Lunes 19 de abril de 2010, 6:09 am
Y si: nos cambiaron a un camión espectacular con ventanas panorámicas, las cuales al menos yo no disfruté porque en cuanto me acomodé en mi asiento ya estaba dormida. Quel malheur! ¡Cruzar Francia dormida! Tras muchas horas de camino, me despierto con la voz de David en las bocinas del bus: hemos llegado a la estación de servicio de Perpignan. Bajo del camión soñolienta y despeinada para comprar cigarrillos (los más caros de todo el viaje: ¡8 euros!) y esta estación de servicio no resulta menos espléndida que las de Italia: parece un gran e impecable centro comercial donde no solo hay comida chatarra y bebidas de variadísimos colores, sabores y temperaturas, sino que hasta hay peluches, jamones (¿jamones? Pues si: unas colgantes y enormes piernas de cerdo), libros y revistas, camisetas y gorras, souvenirs diversos, agua caliente en los baños e incluso un lugar donde hacer la ablución para los musulmanes viajeros. Me fumo un cigarro bajo la noche y frío franceses y subo al bus para el último tramo de este regreso accidentado, pero muy afortunado a comparación de otros. David pasa la lista, no sea que alguien se haya quedado dormitando por ahí, y continuamos el camino.
10:38 am
Barcelona nos recibe con un clima soleado excelente y a pesar del tráfico para entrar a la ciudad nunca las colas de automóviles me han parecido tan bellas. El bus se detiene frente a la Estación de Sants: para mi es el final del viaje -¡bendita Barcelona!- pero hay quienes aún tienen que tomar otro tren, camión o lo que sea para llegar a su destino. Me despido de David y las chicas madrileñas. A Virginia se le ocurre que sería guay hacer un grupo de Facebook sobre nuestro regreso a España. Intercambiamos direcciones de correo y le digo que el grupo podría llamarse "Supervivientes del desesatre aéreo europeo". Me cargo el backpack y con solo una tarjeta del metro de Barcelona en la cartera -el pinche volcán con sus gracias me ha desfalcado- me voy a Santa Coloma, a casa de Beatriz y Pedro.

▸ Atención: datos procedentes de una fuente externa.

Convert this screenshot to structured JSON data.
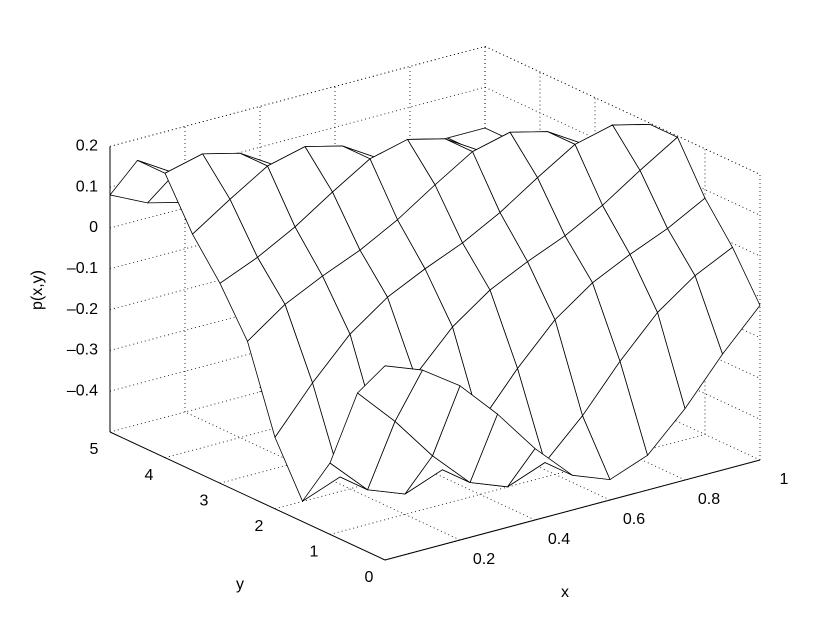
{
  "chart_data": {
    "type": "surface",
    "xlabel": "x",
    "ylabel": "y",
    "zlabel": "p(x,y)",
    "x": [
      0,
      0.1,
      0.2,
      0.3,
      0.4,
      0.5,
      0.6,
      0.7,
      0.8,
      0.9,
      1
    ],
    "y": [
      0,
      0.5,
      1,
      1.5,
      2,
      2.5,
      3,
      3.5,
      4,
      4.5,
      5
    ],
    "z": [
      [
        -0.024,
        -0.059,
        -0.122,
        -0.216,
        -0.325,
        -0.415,
        -0.45,
        -0.415,
        -0.325,
        -0.216,
        -0.121
      ],
      [
        -0.122,
        -0.216,
        -0.325,
        -0.415,
        -0.45,
        -0.415,
        -0.325,
        -0.216,
        -0.121,
        -0.055,
        -0.01
      ],
      [
        -0.325,
        -0.415,
        -0.45,
        -0.415,
        -0.325,
        -0.216,
        -0.121,
        -0.055,
        -0.01,
        0.029,
        0.079
      ],
      [
        -0.45,
        -0.415,
        -0.325,
        -0.216,
        -0.121,
        -0.055,
        -0.01,
        0.029,
        0.079,
        0.14,
        0.197
      ],
      [
        -0.325,
        -0.216,
        -0.121,
        -0.055,
        -0.01,
        0.029,
        0.079,
        0.14,
        0.197,
        0.22,
        0.197
      ],
      [
        -0.121,
        -0.055,
        -0.01,
        0.029,
        0.079,
        0.14,
        0.197,
        0.22,
        0.197,
        0.141,
        0.081
      ],
      [
        -0.01,
        0.029,
        0.079,
        0.14,
        0.197,
        0.22,
        0.197,
        0.141,
        0.081,
        0.037,
        0.014
      ],
      [
        0.079,
        0.14,
        0.197,
        0.22,
        0.197,
        0.141,
        0.081,
        0.037,
        0.014,
        0.004,
        0.001
      ],
      [
        0.197,
        0.22,
        0.197,
        0.141,
        0.081,
        0.037,
        0.014,
        0.004,
        0.001,
        0,
        0
      ],
      [
        0.197,
        0.141,
        0.081,
        0.037,
        0.014,
        0.004,
        0.001,
        0,
        0,
        0,
        0
      ],
      [
        0.081,
        0.037,
        0.014,
        0.004,
        0.001,
        0,
        0,
        0,
        0,
        0,
        0
      ]
    ],
    "xlim": [
      0,
      1
    ],
    "ylim": [
      0,
      5
    ],
    "zlim": [
      -0.5,
      0.2
    ],
    "xticks": [
      0.2,
      0.4,
      0.6,
      0.8,
      1
    ],
    "yticks": [
      0,
      1,
      2,
      3,
      4,
      5
    ],
    "zticks": [
      {
        "value": -0.4,
        "label": "–0.4"
      },
      {
        "value": -0.3,
        "label": "–0.3"
      },
      {
        "value": -0.2,
        "label": "–0.2"
      },
      {
        "value": -0.1,
        "label": "–0.1"
      },
      0,
      0.1,
      0.2
    ],
    "grid": true,
    "color": "#000000",
    "face_color": "#ffffff"
  }
}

Por lo menos llegué de una (muy cansada, eso si) pieza: no perdí nada -los regalos venecianos están íntegros- ni fui víctima de las consecuencias perversas de la migración global. Unas cuantas estaciones de metro y ya... a menos qué... eso si sería el colmo: que el metro estuviera fuera de servicio o la estación Santa Coloma cerrada. ¡Basta de paranoias que ya he tenido suficientes!